What's the difference between force and electric field?

Force (F) is the actual push or pull between two specific charges, measured in newtons. Electric field (E) is force per unit charge at a location, measured in N/C. A charge q creates a field E = kq/r² around it. If you place another charge Q in that field, it feels force F = QE. Fields let you separate 'what the source charge creates' from 'what the test charge experiences.'

My problem uses permittivity instead of Coulomb's constant—how do I convert?

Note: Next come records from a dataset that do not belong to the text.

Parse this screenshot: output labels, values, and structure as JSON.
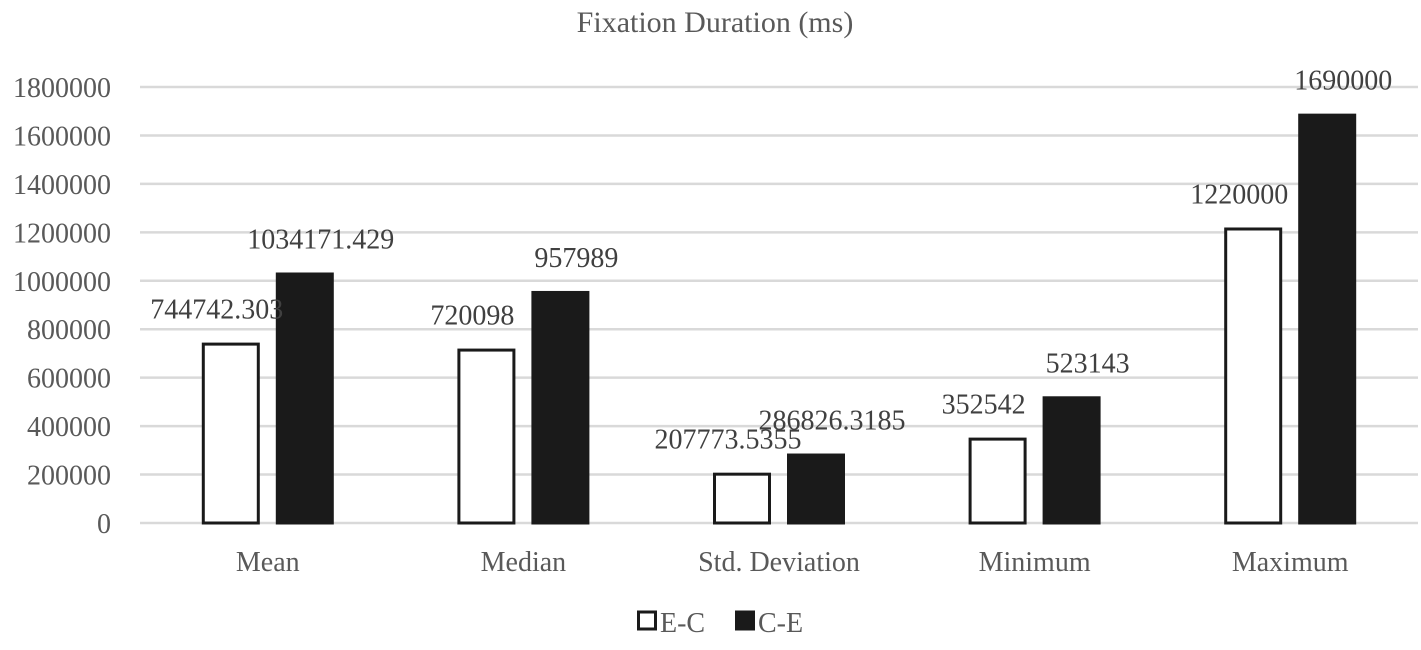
{
  "chart_data": {
    "type": "bar",
    "title": "Fixation Duration (ms)",
    "xlabel": "",
    "ylabel": "",
    "categories": [
      "Mean",
      "Median",
      "Std. Deviation",
      "Minimum",
      "Maximum"
    ],
    "series": [
      {
        "name": "E-C",
        "values": [
          744742.303,
          720098,
          207773.5355,
          352542,
          1220000
        ],
        "labels": [
          "744742.303",
          "720098",
          "207773.5355",
          "352542",
          "1220000"
        ],
        "fill": "#ffffff",
        "stroke": "#1a1a1a"
      },
      {
        "name": "C-E",
        "values": [
          1034171.429,
          957989,
          286826.3185,
          523143,
          1690000
        ],
        "labels": [
          "1034171.429",
          "957989",
          "286826.3185",
          "523143",
          "1690000"
        ],
        "fill": "#1a1a1a",
        "stroke": "#1a1a1a"
      }
    ],
    "ylim": [
      0,
      1800000
    ],
    "yticks": [
      0,
      200000,
      400000,
      600000,
      800000,
      1000000,
      1200000,
      1400000,
      1600000,
      1800000
    ],
    "ytick_labels": [
      "0",
      "200000",
      "400000",
      "600000",
      "800000",
      "1000000",
      "1200000",
      "1400000",
      "1600000",
      "1800000"
    ],
    "grid": true,
    "legend": "bottom-center",
    "colors": {
      "text": "#595959",
      "grid": "#d9d9d9",
      "label": "#404040"
    }
  }
}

Coulomb's constant k and vacuum permittivity ε₀ are related by k = 1/(4πε₀). In vacuum, k = 8.99 × 10⁹ N·m²/C² and ε₀ = 8.85 × 10⁻¹² F/m. Some textbooks write Coulomb's law as F = q₁q₂/(4πε₀r²), which is the same formula with k expanded. For materials with relative permittivity εᵣ, replace ε₀ with ε₀εᵣ, or equivalently use k_eff = k/εᵣ.

How do I find where to place a third charge so net force on it is zero?

Set the forces from the other two charges equal in magnitude and opposite in direction. If both source charges have the same sign, the equilibrium point lies between them. If they have opposite signs, it lies outside (beyond the smaller charge). Write F₁ = F₂, cancel common factors, and solve for position. The equilibrium point is closer to the smaller charge because you need to be nearer to compensate for its weaker force.

Does this work for electrons and protons, or only macroscopic charges?

Coulomb's law applies at all scales, from elementary particles to Van de Graaff generators. For electrons and protons, use the elementary charge e = 1.60 × 10⁻¹⁹ C. At very short distances (below ~10⁻¹⁵ m), quantum effects and the strong nuclear force dominate, but for atomic and molecular scales (10⁻¹⁰ m), Coulomb's law remains accurate.

Why does water reduce the force between charges by ~80×?

Water has a high relative permittivity (εᵣ ≈ 80) because its polar molecules partially align with the electric field, creating opposing fields that screen the charges. The effective force becomes F = kq₁q₂/(εᵣr²), about 80× weaker than in vacuum. This is why ionic compounds dissolve in water—the medium weakens ion-ion attraction, allowing ions to separate and disperse.